Aku tak dapat mengatakan bagaimana percakapan itu akan berkelanjutan, karena pada saat itu pintu terbuka lebar-lebar, dan seorang anak muda yang jangkung masuk. Sesaat aku dilanda perasaan ngeri bahwa orang yang sudah meninggal itu hidup kembali. Kemudian aku sadar bahwa rambut yang hitam itu tak ada ubannya, dan dapat dilihat dengan jelas bahwa usianya baru lebih sedikit dari seorang anak. Dia menyerbu kami tanpa basa-basi. Dia
langsung cepat-cepat mendatangi Nyonya Renauld, tanpa mempedulikan kehadiran kami yang lain.
"Ibu!"
"Jack!" Sambil berseru anak muda itu didekapnya dalam pelukannya.
"Sayangku! Mengapa kau sampai kemari? Bukankah seharusnya kau sudah berlayar dengan kapal Anzora dari Cherbourg dua hari yang lalu?"
Kemudian wanita itu tiba-tiba menyadari kehadiran kami yang lain. Dia lalu berbalik dengan anggun. "Anak saya, Tuan-tuan."
"Oh!" kata Tuan Hautet, sambil membalas anggukan anak muda itu.
"Rupanya Anda tak jadi berlayar dengan kapal Anzora?"
"Tidak, Tuan.
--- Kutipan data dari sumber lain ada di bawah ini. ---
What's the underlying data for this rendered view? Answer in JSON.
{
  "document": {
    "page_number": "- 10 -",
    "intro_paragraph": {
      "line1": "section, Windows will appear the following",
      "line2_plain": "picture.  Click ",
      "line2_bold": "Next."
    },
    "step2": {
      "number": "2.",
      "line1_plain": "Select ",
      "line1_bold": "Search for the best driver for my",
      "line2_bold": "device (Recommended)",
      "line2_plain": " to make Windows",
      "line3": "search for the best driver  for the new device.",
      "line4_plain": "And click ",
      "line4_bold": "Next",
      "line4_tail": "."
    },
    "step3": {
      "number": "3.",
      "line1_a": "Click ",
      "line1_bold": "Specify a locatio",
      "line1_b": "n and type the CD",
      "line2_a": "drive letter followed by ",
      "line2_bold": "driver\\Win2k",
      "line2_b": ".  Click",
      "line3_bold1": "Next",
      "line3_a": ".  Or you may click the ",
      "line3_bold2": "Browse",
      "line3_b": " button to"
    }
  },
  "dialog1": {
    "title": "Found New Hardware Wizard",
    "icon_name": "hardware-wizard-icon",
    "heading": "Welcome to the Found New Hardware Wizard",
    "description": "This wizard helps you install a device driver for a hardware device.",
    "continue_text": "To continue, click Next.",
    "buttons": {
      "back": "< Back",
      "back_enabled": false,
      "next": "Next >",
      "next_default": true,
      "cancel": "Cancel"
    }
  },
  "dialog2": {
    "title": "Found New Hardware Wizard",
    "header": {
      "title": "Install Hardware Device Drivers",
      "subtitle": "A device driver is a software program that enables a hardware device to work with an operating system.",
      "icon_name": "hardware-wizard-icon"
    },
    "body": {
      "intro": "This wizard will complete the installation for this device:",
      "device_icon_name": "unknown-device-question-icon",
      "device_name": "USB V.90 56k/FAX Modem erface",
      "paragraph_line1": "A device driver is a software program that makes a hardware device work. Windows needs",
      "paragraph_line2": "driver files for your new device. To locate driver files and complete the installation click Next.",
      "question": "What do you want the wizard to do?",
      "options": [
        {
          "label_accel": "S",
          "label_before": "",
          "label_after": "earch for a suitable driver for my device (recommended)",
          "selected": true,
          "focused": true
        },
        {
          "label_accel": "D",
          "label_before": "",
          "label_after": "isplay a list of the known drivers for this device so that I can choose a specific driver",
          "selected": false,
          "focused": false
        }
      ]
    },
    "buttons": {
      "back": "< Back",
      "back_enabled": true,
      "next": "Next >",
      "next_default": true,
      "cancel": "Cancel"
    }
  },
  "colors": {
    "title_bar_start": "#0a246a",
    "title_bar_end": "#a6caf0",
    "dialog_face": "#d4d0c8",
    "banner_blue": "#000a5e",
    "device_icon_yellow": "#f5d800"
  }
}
Saya baru saja akan menerangkan, bahwa keberangkatan Anzora tertunda dua puluh empat jam karena kerusakan mesin. Saya tak jadi berangkat malam kemarinnya, dan seharusnya berangkat semalam. Lalu saya kebetulan membeli surat kabar petang, dan di dalamnya saya membaca berita tentang — musibah yang menimpa kami"
Suaranya terputus dan air matanya tergenang. "Kasihan ayahku — kasihan ayahku
yang malang."
Sambil mengamati anaknya seolah-olah dalam mimpi, Nyonya Renauld berkata lagi, "Jadi kau tak jadi berlayar?" Lalu seolah-olah tak disadarinya, dia bergumam seakan-akan pada dirinya sendiri, "Tapi sudahlah, sudah tak ada artinya lagi — sekarang."
"Silakan duduk, Tuan Renauld," kata Tuan Hautet, sambil menunjuk ke sebuah kursi. "Saya ikut berdukacita sedalam-dalamnya. Tentu Anda sangat terkejut mendapatkan berita dengan cara itu. Namun amatlah menguntungkan bahwa Anda tak jadi berlayar. Saya berharap bahwa Anda mungkin bisa memberi kami informasi yang kami butuhkan untuk
menyingkap misteri ini."
"Saya siap sedia, Bapak Hakim. Tanyakan saja apa yang ingin Anda ketahui."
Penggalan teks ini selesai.